ON also shares commonalities with AN, whereby both ON and AN are associated with greater disordered eating behaviors [12,13,14, 19,20,21], as well as greater levels of anxiety, perfectionism, and excessive control over one’s environment [12, 16]. These commonalities comprise the primary reason underlying the hypothesis that ON would be associated with deficits in inhibitory control, because the past research reveals that people with AN exhibit such deficits through impaired performance on the Stroop Task, Go/No-Go Task, and Arrow Flanker Task [33,34,35]. However, ON and AN have been shown to differ with respect to other aspects of executive function too. Namely, whereas people with AN exhibit deficits in cognitive flexibility through impaired performance on the Wisconsin Card Sorting Task and Trail Making Task [41,42,43,44,45], ON and control groups have not differed on such tests [15, 46]. Thus, despite some overlap between ON and AN, ON appears to be a unique condition, at least with respect to inhibitory control and cognitive flexibility.

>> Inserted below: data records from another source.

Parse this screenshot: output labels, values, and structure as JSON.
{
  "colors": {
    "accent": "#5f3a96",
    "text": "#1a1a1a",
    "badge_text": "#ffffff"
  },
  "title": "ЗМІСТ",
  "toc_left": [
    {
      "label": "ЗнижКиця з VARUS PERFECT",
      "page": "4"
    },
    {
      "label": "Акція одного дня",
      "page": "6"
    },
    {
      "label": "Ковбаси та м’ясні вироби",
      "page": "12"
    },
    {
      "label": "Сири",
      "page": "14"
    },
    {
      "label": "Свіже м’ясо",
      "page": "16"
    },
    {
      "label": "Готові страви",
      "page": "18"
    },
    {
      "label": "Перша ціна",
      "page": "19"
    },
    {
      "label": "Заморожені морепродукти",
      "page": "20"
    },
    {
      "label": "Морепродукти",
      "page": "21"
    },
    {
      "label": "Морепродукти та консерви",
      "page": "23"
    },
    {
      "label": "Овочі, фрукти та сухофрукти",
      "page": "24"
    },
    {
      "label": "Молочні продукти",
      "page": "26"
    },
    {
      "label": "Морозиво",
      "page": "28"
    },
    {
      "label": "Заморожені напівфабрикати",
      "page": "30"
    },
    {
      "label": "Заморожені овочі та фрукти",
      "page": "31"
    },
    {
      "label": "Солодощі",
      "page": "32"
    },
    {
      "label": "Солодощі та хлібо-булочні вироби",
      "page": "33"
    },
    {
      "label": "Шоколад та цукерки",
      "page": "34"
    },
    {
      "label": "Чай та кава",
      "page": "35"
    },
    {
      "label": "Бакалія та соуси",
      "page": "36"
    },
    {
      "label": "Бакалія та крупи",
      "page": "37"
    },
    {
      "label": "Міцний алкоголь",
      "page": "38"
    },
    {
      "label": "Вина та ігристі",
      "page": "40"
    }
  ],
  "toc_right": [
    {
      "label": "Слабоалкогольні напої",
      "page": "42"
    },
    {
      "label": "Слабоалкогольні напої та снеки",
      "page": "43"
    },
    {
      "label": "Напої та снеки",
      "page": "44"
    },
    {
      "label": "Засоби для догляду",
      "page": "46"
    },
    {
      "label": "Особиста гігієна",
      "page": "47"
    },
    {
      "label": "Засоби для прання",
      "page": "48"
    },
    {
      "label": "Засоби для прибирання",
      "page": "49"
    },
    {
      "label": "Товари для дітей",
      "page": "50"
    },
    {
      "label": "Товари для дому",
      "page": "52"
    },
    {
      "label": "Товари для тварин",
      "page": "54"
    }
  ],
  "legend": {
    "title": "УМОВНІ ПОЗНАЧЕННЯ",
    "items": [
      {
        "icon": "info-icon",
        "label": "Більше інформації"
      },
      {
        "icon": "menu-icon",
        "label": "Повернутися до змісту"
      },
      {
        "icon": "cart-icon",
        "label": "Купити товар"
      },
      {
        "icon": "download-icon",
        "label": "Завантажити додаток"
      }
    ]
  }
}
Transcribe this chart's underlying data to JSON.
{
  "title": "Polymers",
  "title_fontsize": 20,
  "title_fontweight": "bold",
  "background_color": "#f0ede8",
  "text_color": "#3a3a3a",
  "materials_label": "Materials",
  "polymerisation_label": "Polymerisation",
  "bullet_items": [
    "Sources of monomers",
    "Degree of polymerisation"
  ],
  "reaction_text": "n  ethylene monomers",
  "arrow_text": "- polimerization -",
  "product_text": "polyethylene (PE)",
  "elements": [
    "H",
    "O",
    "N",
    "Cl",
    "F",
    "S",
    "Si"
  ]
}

This conclusion should be interpreted with some caution, though, as this study has some potential limitations. Most importantly, this study was limited to a non-clinical sample of college students, such that the higher EHQ scores may have only been indicative of ON risk rather than true pathological impairment. As indicated previously, though, ON is not presently recognized as a disorder in either the ICD-11 [8] or the DSM-5 [9], which inherently limits the recruitment of individuals with an ON diagnosis. In future studies, researchers should recruit participants from community settings, such as health centers and eating disorder clinics, as well as through Instagram advertisements that specifically target people who are committed to healthy and clean eating. Such recruitment measures should serve to increase the range of clinical ON symptoms. In these future studies, researchers should also control for comorbidity with AN and OCD, as well as variables, such as intelligence and perfectionism that may impact performance on inhibitory control tasks. By expanding recruitment efforts, using stricter inclusion criteria, and controlling for potentially confounding variables, we may better determine whether ON is associated with impaired inhibitory control or whether ON is unique from AN in this regard.

What is already known on this subject?

Multiple studies reveal that both AN and OCD are associated with deficits in inhibitory control, but only one study assessed possible deficits with ON, finding that an ON-symptoms group did not significantly differ from a control group on the Stroop Task.

What does this study add?

This study explored potential associations between ON symptomatology and three measures of inhibitory control: Go/No-Go Task, Arrow Flanker Task, and Stroop Task. No significant relationships were found, suggesting that ON is not associated with deficits or other differences in inhibitory control.